Ранние гуманисты, может быть, и использовали устаревшие руководства за неимением лучших, однако они отдавали себе в этом отчет; их способ подражать классическим образцам и впрямь отражает позднесредневековые формульные подходы artes dictaminis, но они старались относиться к делу не так механически, как нотариусы, и их образцы в любом случае различались. Прежде всего, ранние гуманисты были полны решимости снова овладеть языком Цицерона и работать в его рамках – и к делу они приступили со свежими силами и задором.


[4] Bruni. Epistolarum libri VIII / Ed. L. Mehus, ii, Florentiae, 1731, 62–68 (vi. 10).
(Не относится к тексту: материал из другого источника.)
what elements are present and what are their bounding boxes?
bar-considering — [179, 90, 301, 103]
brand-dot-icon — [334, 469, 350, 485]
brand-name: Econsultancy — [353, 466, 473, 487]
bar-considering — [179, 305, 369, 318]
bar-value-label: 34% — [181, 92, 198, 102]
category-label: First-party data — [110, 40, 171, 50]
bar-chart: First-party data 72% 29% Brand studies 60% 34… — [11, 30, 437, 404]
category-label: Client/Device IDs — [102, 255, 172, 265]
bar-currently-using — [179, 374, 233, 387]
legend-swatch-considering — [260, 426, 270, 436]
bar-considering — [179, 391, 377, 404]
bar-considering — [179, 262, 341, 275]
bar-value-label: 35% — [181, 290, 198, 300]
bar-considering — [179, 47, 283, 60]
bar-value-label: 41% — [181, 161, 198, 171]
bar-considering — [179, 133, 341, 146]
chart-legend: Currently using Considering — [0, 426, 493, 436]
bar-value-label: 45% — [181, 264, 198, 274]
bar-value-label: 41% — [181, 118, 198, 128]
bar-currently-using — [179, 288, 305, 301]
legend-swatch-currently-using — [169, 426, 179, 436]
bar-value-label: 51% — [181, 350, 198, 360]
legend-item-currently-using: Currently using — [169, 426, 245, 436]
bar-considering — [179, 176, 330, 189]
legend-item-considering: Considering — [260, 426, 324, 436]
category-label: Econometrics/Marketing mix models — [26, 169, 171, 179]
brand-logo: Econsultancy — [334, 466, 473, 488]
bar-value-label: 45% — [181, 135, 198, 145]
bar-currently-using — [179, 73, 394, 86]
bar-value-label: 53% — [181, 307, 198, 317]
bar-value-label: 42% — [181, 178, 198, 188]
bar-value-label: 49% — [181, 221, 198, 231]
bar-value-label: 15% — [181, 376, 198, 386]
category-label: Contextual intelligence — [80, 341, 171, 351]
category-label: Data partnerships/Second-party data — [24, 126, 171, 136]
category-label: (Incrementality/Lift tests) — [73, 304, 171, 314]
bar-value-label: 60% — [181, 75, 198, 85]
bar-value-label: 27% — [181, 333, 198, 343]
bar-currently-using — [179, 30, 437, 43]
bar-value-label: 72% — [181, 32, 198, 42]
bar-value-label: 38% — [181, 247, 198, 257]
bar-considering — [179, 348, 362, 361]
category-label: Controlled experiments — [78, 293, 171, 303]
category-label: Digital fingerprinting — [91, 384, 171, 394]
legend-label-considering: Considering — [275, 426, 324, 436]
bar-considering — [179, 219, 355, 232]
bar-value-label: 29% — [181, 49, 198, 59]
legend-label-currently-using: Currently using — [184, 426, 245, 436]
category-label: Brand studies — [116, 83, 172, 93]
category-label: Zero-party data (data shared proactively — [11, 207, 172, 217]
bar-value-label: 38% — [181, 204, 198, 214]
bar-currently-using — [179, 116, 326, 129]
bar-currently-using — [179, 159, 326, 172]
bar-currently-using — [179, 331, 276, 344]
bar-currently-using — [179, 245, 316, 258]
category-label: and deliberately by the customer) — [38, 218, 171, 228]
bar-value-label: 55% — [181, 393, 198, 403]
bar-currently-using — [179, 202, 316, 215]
[5] Например, Нозопонус, герой-цицеронианец диалога Эразма Ciceronianus (Opera Omnia, i, Leiden, 1703 / Hildesheim, 1962, cols. 1008–1009), где Нозопонус расправляется с каждым из ранних гуманистов по очереди.
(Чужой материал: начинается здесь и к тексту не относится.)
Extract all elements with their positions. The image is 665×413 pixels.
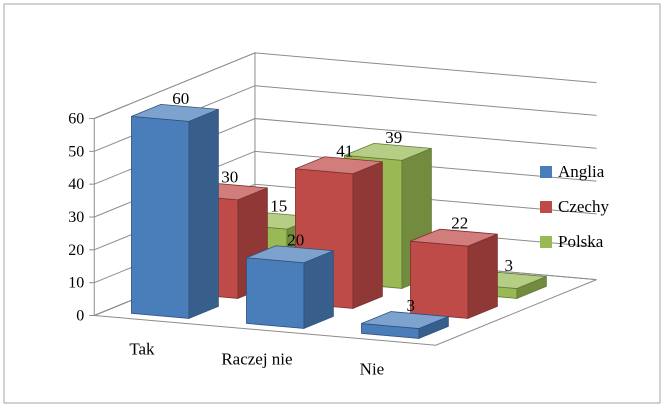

[6] Daniel S. A Defence of Ryme // Elizabethan Critical Essays / Ed. G. G. Smith. Oxford, 1904, ii. Р. 368–369. Приводится отрывок, а также рассматриваются его источники и предпосылки: Weisinger H. Who began the Revival of Learning? The Renaissance Point of View // Papers of the Michigan Academy of Sciences. Arts and Letters, xxx. 1944. Р. 625–628. [Rewcline = Johann Reuchlin, Иоганн Рейхлин (1455–1522); Iohannis Rauenensis = Giovanni da Ravenna (?), Джованни да Равенна (по изданию Literary Criticism of 17th Century England / Ed. Edward W. Tayler. 2000. Р. 58–59.) – Примеч. пер.]